Condor startet im Sommer 2026 tägliche Flüge nach Abu Dhabi und kooperiert dabei mit Etihad Airways im Codeshare. Das teilten beide Airlines am Freitagabend mit.
Die deutsche Ferienfluggesellschaft wird den Angaben nach im selben Zuge Frankfurt sowie Berlin mit der Hauptstadt der Vereinigten Arabischen Emirate verbinden.
Ab Mai 2026 hebt täglich ein Airbus A330 Neo vom Condor-Drehkreuz Frankfurt nach Abu Dhabi ab. Einen Monat später folgt eine tägliche Verbindung ab Berlin mit einem Airbus A320 Neo, wie es heißt. Über das Drehkreuz von Etihad in Abu Dhabi sollen Condor-Passagiere Anschlussverbindungen nach Südostasien, Japan, China und Australien erhalten. Das Gepäck wird durchgecheckt.
Berliner Passagiere erhalten damit erstmals nach der Air-Berlin-Pleite wieder Zugang zum Etihad-Drehkreuz. Abu Dhabi liegt rund 120 Kilometer südwestlich von Dubai und bietet weltweite Anschlüsse.
Alternative zu Emirates ab Berlin?
Condor kooperiert bereits seit Jahren mit Emirates im Codeshare.

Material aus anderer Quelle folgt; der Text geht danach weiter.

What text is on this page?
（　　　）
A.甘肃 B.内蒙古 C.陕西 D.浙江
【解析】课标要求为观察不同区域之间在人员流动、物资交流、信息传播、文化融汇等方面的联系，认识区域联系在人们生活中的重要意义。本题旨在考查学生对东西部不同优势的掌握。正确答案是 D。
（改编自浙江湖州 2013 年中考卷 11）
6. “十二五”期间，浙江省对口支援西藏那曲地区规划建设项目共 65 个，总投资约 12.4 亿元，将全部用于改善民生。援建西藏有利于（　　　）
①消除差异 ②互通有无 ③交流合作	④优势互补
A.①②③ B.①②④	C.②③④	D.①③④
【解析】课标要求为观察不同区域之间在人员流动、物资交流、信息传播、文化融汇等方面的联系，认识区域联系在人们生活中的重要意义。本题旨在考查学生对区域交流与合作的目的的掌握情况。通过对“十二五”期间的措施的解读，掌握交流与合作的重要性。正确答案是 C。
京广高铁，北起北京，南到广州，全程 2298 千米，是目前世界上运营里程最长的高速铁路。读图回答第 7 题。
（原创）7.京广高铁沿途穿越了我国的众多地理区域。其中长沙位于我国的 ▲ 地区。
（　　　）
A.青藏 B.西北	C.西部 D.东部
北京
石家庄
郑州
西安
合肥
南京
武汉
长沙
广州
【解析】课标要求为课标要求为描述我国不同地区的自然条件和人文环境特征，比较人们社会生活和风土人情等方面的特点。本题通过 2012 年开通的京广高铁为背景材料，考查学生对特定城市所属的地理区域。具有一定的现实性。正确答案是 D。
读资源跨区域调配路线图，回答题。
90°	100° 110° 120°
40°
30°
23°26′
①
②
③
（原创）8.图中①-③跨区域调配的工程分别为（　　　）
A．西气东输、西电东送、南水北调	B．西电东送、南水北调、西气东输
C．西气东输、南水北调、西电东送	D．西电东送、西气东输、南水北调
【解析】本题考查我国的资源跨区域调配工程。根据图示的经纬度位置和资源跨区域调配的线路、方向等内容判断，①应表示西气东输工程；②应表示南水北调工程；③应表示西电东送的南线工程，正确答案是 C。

Diese Zusammenarbeit umfasst Verbindungen ab Frankfurt und München nach Dubai. Ab Berlin fehlt eine entsprechende Kooperation mit der Airline aus Dubai jedoch nach wie vor, obwohl diese angekündigt war.
"Das Codeshare-Abkommen mit Etihad Airways ist das Fundament für unsere neuen Verbindungen nach Abu Dhabi, mit denen wir Deutschlands Hauptstadt Berlin und Europas Finanzmetropole Frankfurt noch besser mit der Golfregion und darüber hinaus vernetzen", sagte Jens Boyd, Commercial Director bei Condor.
Die Condor-Antwort auf die airliners.de-Anfrage, ob die neuen Berlin-Flüge Auswirkungen auf das Dubai-Angebot haben werden, steht noch aus. Zuletzt hatte Condor Konkurrenz auf der Dubai-Berlin-Rotation von Eurowings erhalten.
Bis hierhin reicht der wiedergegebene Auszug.